The Tamil Nadu Police on Tuesday launched a search operation at preacher Jaggi Vasudev’s Isha Foundation in Coimbatore district’s Thondamuthur, a day after the Madras High Court sought a report on the criminal cases filed against it, The Indian Express reported.

Almost 150 police officers, led by an additional superintendent of police and comprising three deputy superintendents of police, launched the search. A verification of the inmates was conducted and rooms were searched as part of it, the newspaper quoted an unidentified senior police officer as saying.

On Monday, a bench Justices SM Subramaniam and V Sivagnanam directed the police to conduct an enquiry after hearing a petition filed by a retired professor named S Kamaraj.

He claimed that his two daughters – 42-year-old Geetha Kamaraj and and 39-year-old Latha Kamaraj – were being held captive at the yoga centre in the foundation.

According to S Kamaraj, the foundation was brainwashing individuals, converting them into monks and restricting their contact with their families, The Indian Express reported.

The retired professor said that his elder daughter, who had a postgraduate degree in mechatronics from a university in the United Kingdom, earned a substantial salary before divorcing her husband in 2008. After her divorce, she began attending yoga classes at the foundation.
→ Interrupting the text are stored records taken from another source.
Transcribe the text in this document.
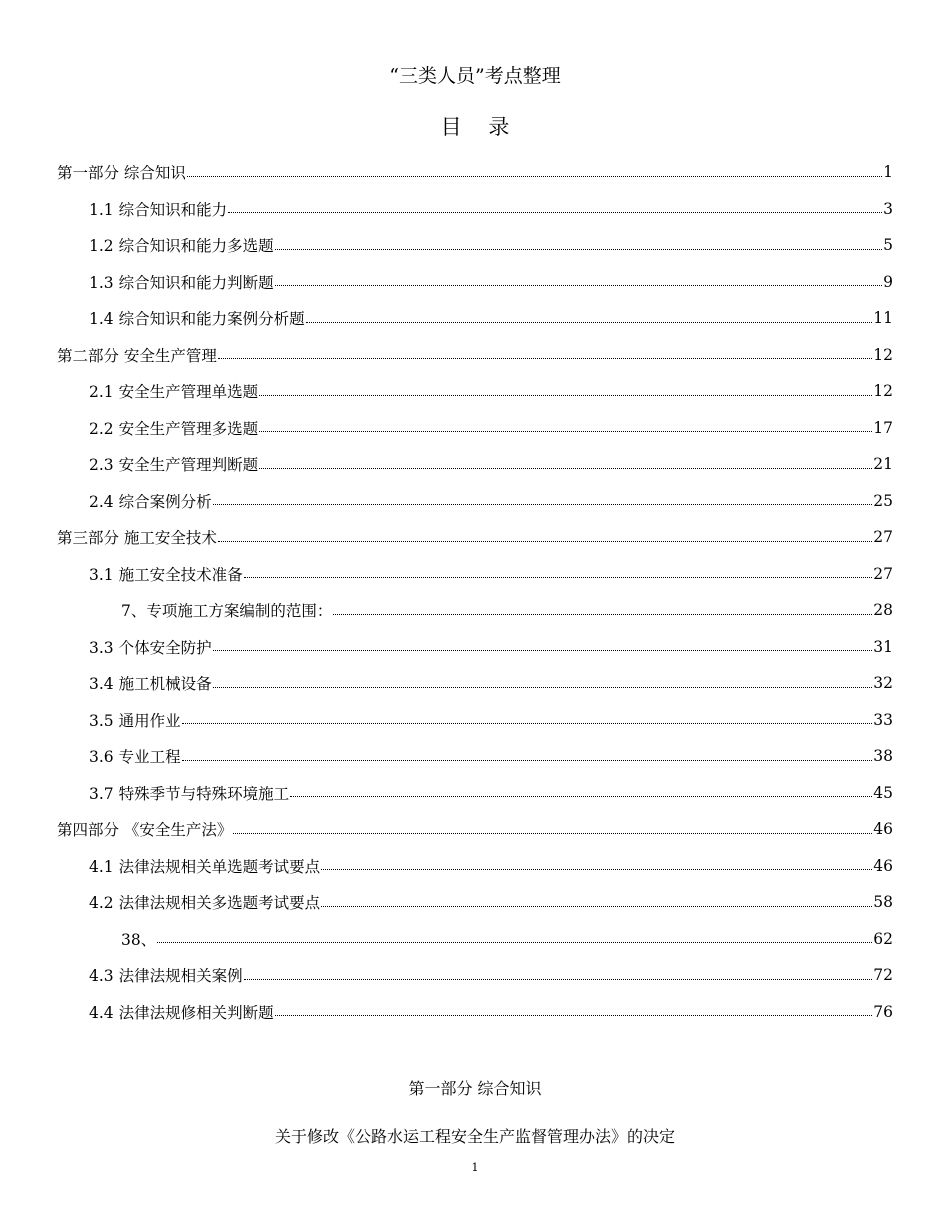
“三类人员”考点整理
目 录
第一部分 综合知识	1
1.1 综合知识和能力	3
1.2 综合知识和能力多选题	5
1.3 综合知识和能力判断题	9
1.4 综合知识和能力案例分析题	11
第二部分 安全生产管理	12
2.1 安全生产管理单选题	12
2.2 安全生产管理多选题	17
2.3 安全生产管理判断题	21
2.4 综合案例分析	25
第三部分 施工安全技术	27
3.1 施工安全技术准备	27
7、专项施工方案编制的范围：	28
3.3 个体安全防护	31
3.4 施工机械设备	32
3.5 通用作业	33
3.6 专业工程	38
3.7 特殊季节与特殊环境施工	45
第四部分 《安全生产法》	46
4.1 法律法规相关单选题考试要点	46
4.2 法律法规相关多选题考试要点	58
38、	62
4.3 法律法规相关案例	72
4.4 法律法规修相关判断题	76
第一部分 综合知识
关于修改《公路水运工程安全生产监督管理办法》的决定
1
Subsequently, his younger daughter, who was a software engineer, followed her sister and eventually decided to stay at the centre permanently, according to Kamaraj’s petition. The foundation administered food and medicines to his daughters that dulled their cognitive faculties, the petition said, adding that this had led them to cut ties with their family.

During the hearing, the bench asked why Vasudev was encouraging young women to tonsure their heads and live like monks at his foundation when he had ensured that his own daughter was married and “well-settled”, The Hindu reported.

However, the petitioner’s daughters, who were present in court, said that they were residing at the yoga centre of their own volition and no one had detained them against their will.

The counsel for the foundation, K Rajendra Kumar, told the court that an adult was free to choose their own path in life. An inquiry into such personal decisions was unnecessary as the women were acting on their own free will, he added.

“You will not understand because you are appearing for a particular party,” Subramaniam said in response. “But this court is neither for nor against anybody. We only want to do justice to the litigants before us.”

Noting the apparent hostility between the daughters and their parents, Subramaniam said: “You [the petitioner’s daughters] claim to be on the path of spirituality. Don’t you think that neglecting your parents is a sin? ‘Love all and hate none’ is the principle of devotion but we could see so much hatred in you for your parents. You are not even addressing them respectfully.”

The counsel for the petitioner, M Purushothaman, also told the court that criminal cases regarding the foundation had been filed in the past, which suggested a pattern of misconduct and legal violations.

The court directed Additional Public Prosecutor E Raj Thilak to submit a report listing all criminal cases pending against the foundation by October 4.

In response to the claims, the foundation said that it did not ask “people to get married or take up monkhood; these are individual choices”. The yoga centre hosts many individuals and only a few have chosen monkhood, the statement said.

“Previously, this very petitioner, along with others, tried trespassing into our premises on the false pretext of being a fact-finding committee to enquire about the facts surrounding the crematorium being constructed by Isha Foundation and then filed a criminal complaint against the people of Isha Yoga Center,” the statement claimed.

“Against this, the Hon’ble High Court of Madras has granted a stay on submission of the final report by the police,” it added. “Apart from this, there is no other criminal case against the foundation.”

On the police raids, the foundation said what was happening was only an inquiry. “They [police] are inquiring with residents and volunteers, understanding the lifestyle, understanding how they come in and stay, etc,” it said, according to The Indian Express.